Dealing with Post Hurricane Blues
I guess I didn't even know that I was going to stress out even after the hurricane went through. I thought that life might get back to some sort of normalacy. I thought that we'd clean up, help others clean up, and get back to "business as usual". I wasn't ready for the sadness, the negativity, the "I don't care any more" attitude. I was not ready to deal with the rest of my staff in a defeated attitude. Try as I might to be positive and upbeat, I have been responded to with a blasee attitude and it tried to rub off on me,- sort of. I was becoming disenchanted with my co-workers. I was snapping instead of responding. I was pointing and blaming where there wasn't any pointing or blaming required.
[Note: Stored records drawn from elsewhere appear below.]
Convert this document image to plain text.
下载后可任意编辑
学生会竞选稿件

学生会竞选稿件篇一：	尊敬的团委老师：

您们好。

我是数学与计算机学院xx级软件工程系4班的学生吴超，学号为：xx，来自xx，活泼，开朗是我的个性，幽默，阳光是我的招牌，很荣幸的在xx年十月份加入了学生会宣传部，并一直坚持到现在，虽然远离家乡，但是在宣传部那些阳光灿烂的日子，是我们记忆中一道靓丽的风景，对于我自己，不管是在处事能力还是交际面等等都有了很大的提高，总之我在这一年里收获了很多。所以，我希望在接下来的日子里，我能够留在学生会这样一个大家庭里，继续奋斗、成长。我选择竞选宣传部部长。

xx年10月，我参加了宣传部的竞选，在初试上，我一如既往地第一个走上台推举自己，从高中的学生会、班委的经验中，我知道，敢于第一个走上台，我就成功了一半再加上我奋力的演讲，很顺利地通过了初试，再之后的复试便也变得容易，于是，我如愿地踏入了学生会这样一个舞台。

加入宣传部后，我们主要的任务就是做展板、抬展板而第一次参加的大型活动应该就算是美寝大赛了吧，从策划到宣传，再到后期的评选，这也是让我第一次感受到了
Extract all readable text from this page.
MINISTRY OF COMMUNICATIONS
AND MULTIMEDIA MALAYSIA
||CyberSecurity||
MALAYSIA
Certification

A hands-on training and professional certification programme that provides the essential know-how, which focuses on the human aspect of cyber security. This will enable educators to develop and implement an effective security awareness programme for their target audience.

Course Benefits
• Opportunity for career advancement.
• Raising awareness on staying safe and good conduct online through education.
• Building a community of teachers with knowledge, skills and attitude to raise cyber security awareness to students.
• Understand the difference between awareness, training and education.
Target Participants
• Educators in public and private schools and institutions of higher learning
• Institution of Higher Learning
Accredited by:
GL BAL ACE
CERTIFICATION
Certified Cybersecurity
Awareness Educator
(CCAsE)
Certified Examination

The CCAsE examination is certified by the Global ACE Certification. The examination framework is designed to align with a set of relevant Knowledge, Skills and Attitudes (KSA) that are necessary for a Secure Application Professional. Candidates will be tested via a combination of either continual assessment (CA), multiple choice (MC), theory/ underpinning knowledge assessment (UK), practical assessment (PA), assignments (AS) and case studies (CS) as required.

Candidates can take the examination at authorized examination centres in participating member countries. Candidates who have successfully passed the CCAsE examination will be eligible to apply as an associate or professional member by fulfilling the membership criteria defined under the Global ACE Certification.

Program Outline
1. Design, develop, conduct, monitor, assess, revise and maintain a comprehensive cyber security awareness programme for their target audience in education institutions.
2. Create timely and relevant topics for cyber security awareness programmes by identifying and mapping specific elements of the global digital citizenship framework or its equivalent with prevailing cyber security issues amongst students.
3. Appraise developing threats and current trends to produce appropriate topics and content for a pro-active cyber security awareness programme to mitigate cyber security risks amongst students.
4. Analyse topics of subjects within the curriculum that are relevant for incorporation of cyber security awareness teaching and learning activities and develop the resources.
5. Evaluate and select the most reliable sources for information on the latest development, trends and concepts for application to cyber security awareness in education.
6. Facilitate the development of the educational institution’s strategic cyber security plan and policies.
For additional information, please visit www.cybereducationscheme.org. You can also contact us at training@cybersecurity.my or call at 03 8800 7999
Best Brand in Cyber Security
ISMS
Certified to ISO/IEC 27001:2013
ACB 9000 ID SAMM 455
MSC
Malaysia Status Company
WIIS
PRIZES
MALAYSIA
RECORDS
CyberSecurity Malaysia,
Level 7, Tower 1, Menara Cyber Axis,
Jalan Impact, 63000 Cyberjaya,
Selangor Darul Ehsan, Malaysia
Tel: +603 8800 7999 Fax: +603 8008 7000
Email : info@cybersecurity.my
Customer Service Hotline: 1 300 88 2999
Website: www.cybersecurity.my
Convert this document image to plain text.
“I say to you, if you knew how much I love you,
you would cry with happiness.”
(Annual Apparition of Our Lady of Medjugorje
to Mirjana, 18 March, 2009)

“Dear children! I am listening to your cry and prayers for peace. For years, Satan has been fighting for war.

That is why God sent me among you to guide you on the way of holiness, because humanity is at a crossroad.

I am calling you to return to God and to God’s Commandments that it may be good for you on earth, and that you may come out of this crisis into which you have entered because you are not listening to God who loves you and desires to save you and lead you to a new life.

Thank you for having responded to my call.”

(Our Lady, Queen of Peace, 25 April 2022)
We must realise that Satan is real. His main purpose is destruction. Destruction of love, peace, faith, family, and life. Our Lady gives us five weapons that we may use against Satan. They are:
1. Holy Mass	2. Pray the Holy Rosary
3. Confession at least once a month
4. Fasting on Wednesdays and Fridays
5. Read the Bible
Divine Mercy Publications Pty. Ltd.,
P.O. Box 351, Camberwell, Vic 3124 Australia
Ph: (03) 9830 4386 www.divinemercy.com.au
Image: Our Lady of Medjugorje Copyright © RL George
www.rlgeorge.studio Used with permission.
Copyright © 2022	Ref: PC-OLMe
I began to see these things in my self and my attitude and was not happy about it. I began to see old attitudes and feelings, long discarded, come to the surface again. I began to see good habits change or fade away. I was not in danger of wanting to drink, but I was in danger of falling back into old, destructive patterns that would eventually lead to a drink. I realized that I had to do something.
I began talking about these things with a couple of friends. I began praying specifically instead of in generalities. I got out of looking to myself for help and, instead, asked for help. I also was able to take a day and a half off and finally get some rest.
The attitudes are still around me, but now as I go day to day, I can see my own attitude getting more and more positive and I am grateful for that. These have been stressful times, but times move on and change. It's my goal to make these changes positive; to be able to reach out and help people and have the ability to reach out and allow people to help me along as well.
Today, Life is good...very good indeed.